Jennifer Loomis is a renowned photographer known for her work in family and maternity photography. Despite the fact that you may be restricted to a hospital room or other sterile environment during the first 24 hours of your baby’s life, Jennifer says there are some easy steps to take to create memorable photographs of your newborn:
1) Set the Environment – Set up a space properly with a cloth backdrop in a solid color such as black, white, light pink or light blue (no dark pink or dark blue) with no patterns. Many newborn shots are taken with the baby either wearing only a diaper or nothing at all, so make sure the room is very warm. It should be at least 75 degrees or warmer so that the baby’s temperature is regulated (babies don’t have a lot of natural warmth). A good gauge is that it should be warm enough for you to want to wear a t-shirt or tank top.
2) Have Proper Lighting – lighting should always be indirect, such as near a window, never direct. Natural lighting is preferred over using a flash. If placing the baby near a window, make sure he or she is lying parallel to the window frame so that he/she is sidelit, not backlit.

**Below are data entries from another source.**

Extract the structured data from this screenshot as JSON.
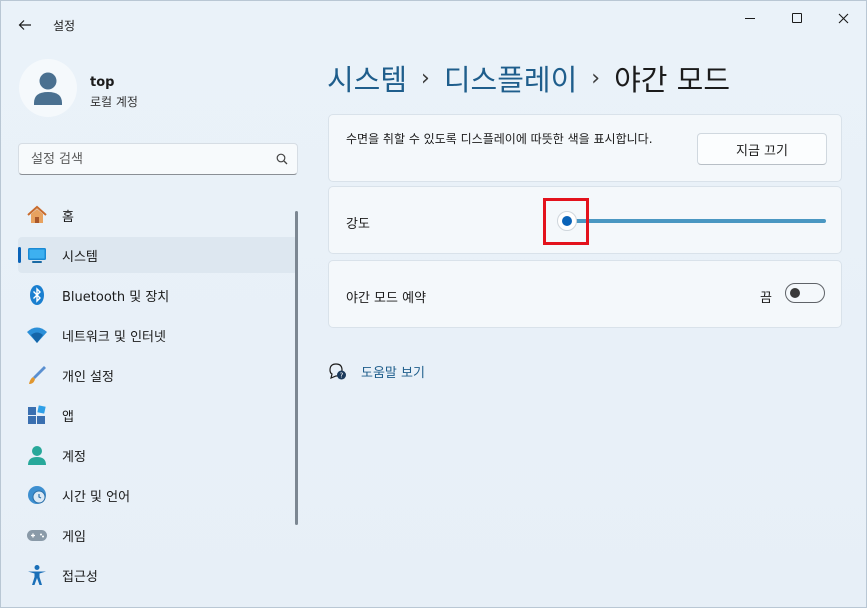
{
  "window": {
    "app_title": "설정",
    "back_icon": "back-arrow-icon",
    "controls": [
      "minimize",
      "maximize",
      "close"
    ]
  },
  "profile": {
    "name": "top",
    "account_type": "로컬 계정"
  },
  "search": {
    "placeholder": "설정 검색",
    "icon": "search-icon"
  },
  "sidebar": {
    "items": [
      {
        "label": "홈",
        "icon": "home-icon",
        "active": false
      },
      {
        "label": "시스템",
        "icon": "system-monitor-icon",
        "active": true
      },
      {
        "label": "Bluetooth 및 장치",
        "icon": "bluetooth-icon",
        "active": false
      },
      {
        "label": "네트워크 및 인터넷",
        "icon": "wifi-icon",
        "active": false
      },
      {
        "label": "개인 설정",
        "icon": "brush-icon",
        "active": false
      },
      {
        "label": "앱",
        "icon": "apps-icon",
        "active": false
      },
      {
        "label": "계정",
        "icon": "account-icon",
        "active": false
      },
      {
        "label": "시간 및 언어",
        "icon": "globe-clock-icon",
        "active": false
      },
      {
        "label": "게임",
        "icon": "gamepad-icon",
        "active": false
      },
      {
        "label": "접근성",
        "icon": "accessibility-icon",
        "active": false
      }
    ]
  },
  "breadcrumb": {
    "parts": [
      "시스템",
      "디스플레이"
    ],
    "current": "야간 모드",
    "separator": "›"
  },
  "description_card": {
    "text": "수면을 취할 수 있도록 디스플레이에 따뜻한 색을 표시합니다.",
    "button_label": "지금 끄기"
  },
  "strength_card": {
    "label": "강도",
    "slider_value_percent": 0
  },
  "schedule_card": {
    "label": "야간 모드 예약",
    "toggle_state_label": "끔",
    "toggle_on": false
  },
  "help": {
    "label": "도움말 보기",
    "icon": "help-chat-icon"
  },
  "colors": {
    "accent": "#0a63b8",
    "breadcrumb_link": "#1f5e8c",
    "highlight": "#e3121c",
    "background": "#e9f1f8"
  }
}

3) Use a Variety of Poses – Jennifer Loomis recommends taking photos of a baby both during sleep and awake states. For the sleeping pose, she likes photos of babies either only wearing a diaper or in the nude. Put the sleeping baby’s head in palm of your hand, or on the shoulder of mom or dad without clothes on. You can also curl the sleeping baby on its side on the black backdrop with no clothes on (again, make sure to use indirect sunlight). When the baby is awake, you can lie him or her on his/her back or stomach with the head in dad’s palm, or either parent holding child while wearing dark solid clothes. For a beautiful scale shot, you can shoot the baby’s hand in dad’s hand or the baby’s foot in one of the parents’ hands.
Shoot a variety of angles: wide (whole baby), medium (from the waist up) and tight (baby’s face only). Jennifer Loomis likes black and white photography for a dramatic effect, however, most photos today are taken with digital cameras. Many of the higher-quality digital cameras feature black and white settings, so it is possible to get photos in both schemes.